The equilibrium behavior and the response against controlled dilational stresses of Langmuir monolayers formed for mixtures of cholesterol and cholesteryl stearate have been studied as function of the temperature at 24 °C and 35 °C, aiming at an understanding of the potential effects of the composition on the physico-chemical properties of the biologically relevant model Langmuir monolayers. The analysis of the surface-pressure-area per molecule isotherms has evidenced the existence of a strong synergism between cholesterol and cholesteryl stearate, such synergism being the maximum for specific compositions, which depends on the temperature. The results show that the distribution of the molecules within the interface and their packing are governed by the combination of the condensing effect of cholesterol and the specific composition of the lipid mixtures, with the latter aspect being strongly enhanced by the addition of cholesterol, as evidenced by the high values of the quasi-static elastic modulus. The increase in the rigidity of the monolayers, as cholesterol is added, is also evidenced from the high values of the dynamic viscoelastic modulus obtained from the analysis of the response of the monolayers against dilational deformations. Furthermore, it was found that an enhanced interaction between the components of the monolayers defines a sharp transition in the dilational elasticity, which is ascribed to the enhanced lateral interactions between the lipids at the interface.

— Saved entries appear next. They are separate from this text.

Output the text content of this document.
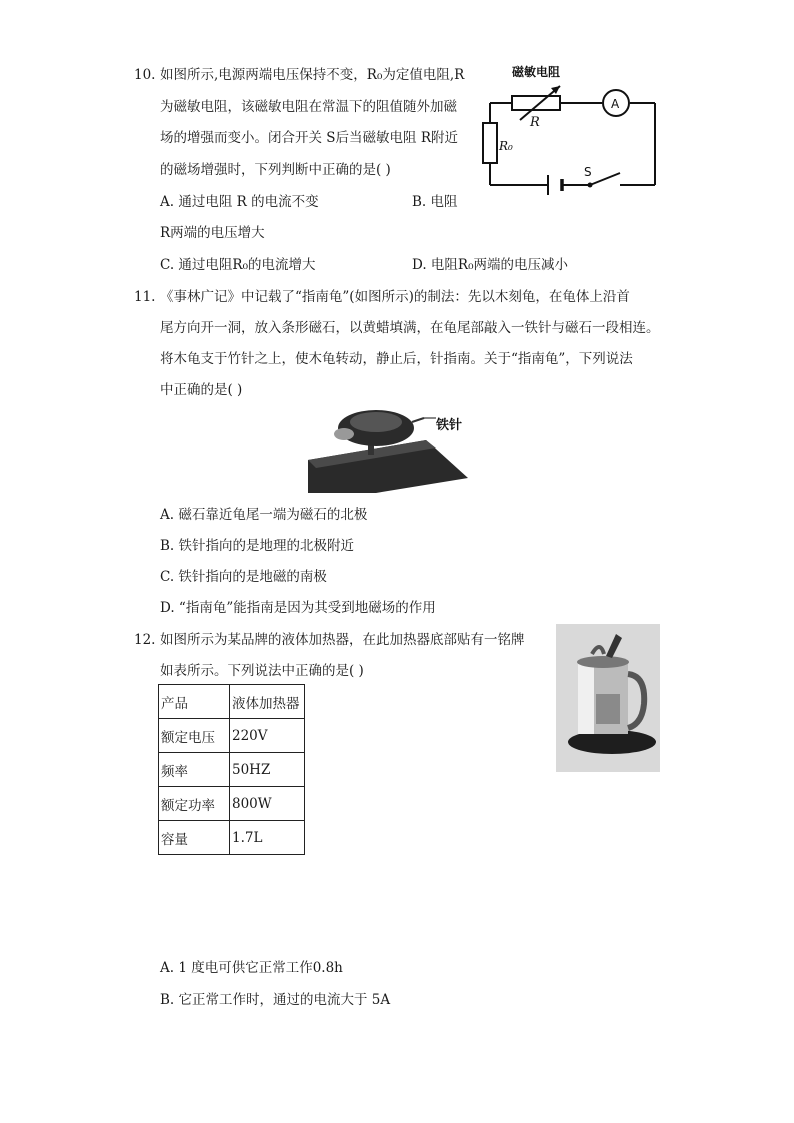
10. 如图所示,电源两端电压保持不变，R₀为定值电阻,R
为磁敏电阻，该磁敏电阻在常温下的阻值随外加磁
场的增强而变小。闭合开关 S后当磁敏电阻 R附近
的磁场增强时，下列判断中正确的是( )
A. 通过电阻 R 的电流不变	B. 电阻
R两端的电压增大
C. 通过电阻R₀的电流增大	D. 电阻R₀两端的电压减小
磁敏电阻
R
R₀
A
S
11. 《事林广记》中记载了“指南龟”(如图所示)的制法：先以木刻龟，在龟体上沿首
尾方向开一洞，放入条形磁石，以黄蜡填满，在龟尾部敲入一铁针与磁石一段相连。
将木龟支于竹针之上，使木龟转动，静止后，针指南。关于“指南龟”，下列说法
中正确的是( )
铁针
A. 磁石靠近龟尾一端为磁石的北极
B. 铁针指向的是地理的北极附近
C. 铁针指向的是地磁的南极
D. “指南龟”能指南是因为其受到地磁场的作用
12. 如图所示为某品牌的液体加热器，在此加热器底部贴有一铭牌
如表所示。下列说法中正确的是( )
产品	液体加热器
额定电压	220V
频率	50HZ
额定功率	800W
容量	1.7L
A. 1 度电可供它正常工作0.8h
B. 它正常工作时，通过的电流大于 5A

It should be noted that even the model is rather simple, and the here-obtained results have evidenced that slight modifications of the composition of the Langmuir monolayers may induce strong changes on its properties, which in turn may induce physiological dysfunction of meibum film. This work has been focused on analyzing the behavior of mixtures of two lipids trying to understand the effect of the composition on their interfacial properties. However, the results leave open many questions that should be solved in the future. Firstly, it is necessary to define the best composition for mimicking the specific biological characteristics of the meibum layers, which are relatively complex from the chemical and structural perspective. Furthermore, it is not clear whether oscillatory dilational deformations can be the best representation of the stresses occurring during the physiological processes involved during blinking. For monolayer formulations mimicking the meibum layer, it would also be useful to investigate the response to dilational deformations of both the linear and non-linear regimes. Furthermore, it would be very important to analyze the response of the model film upon shear stresses, because they may contribute significantly to the deformation of the meibum layer during its physiological performance.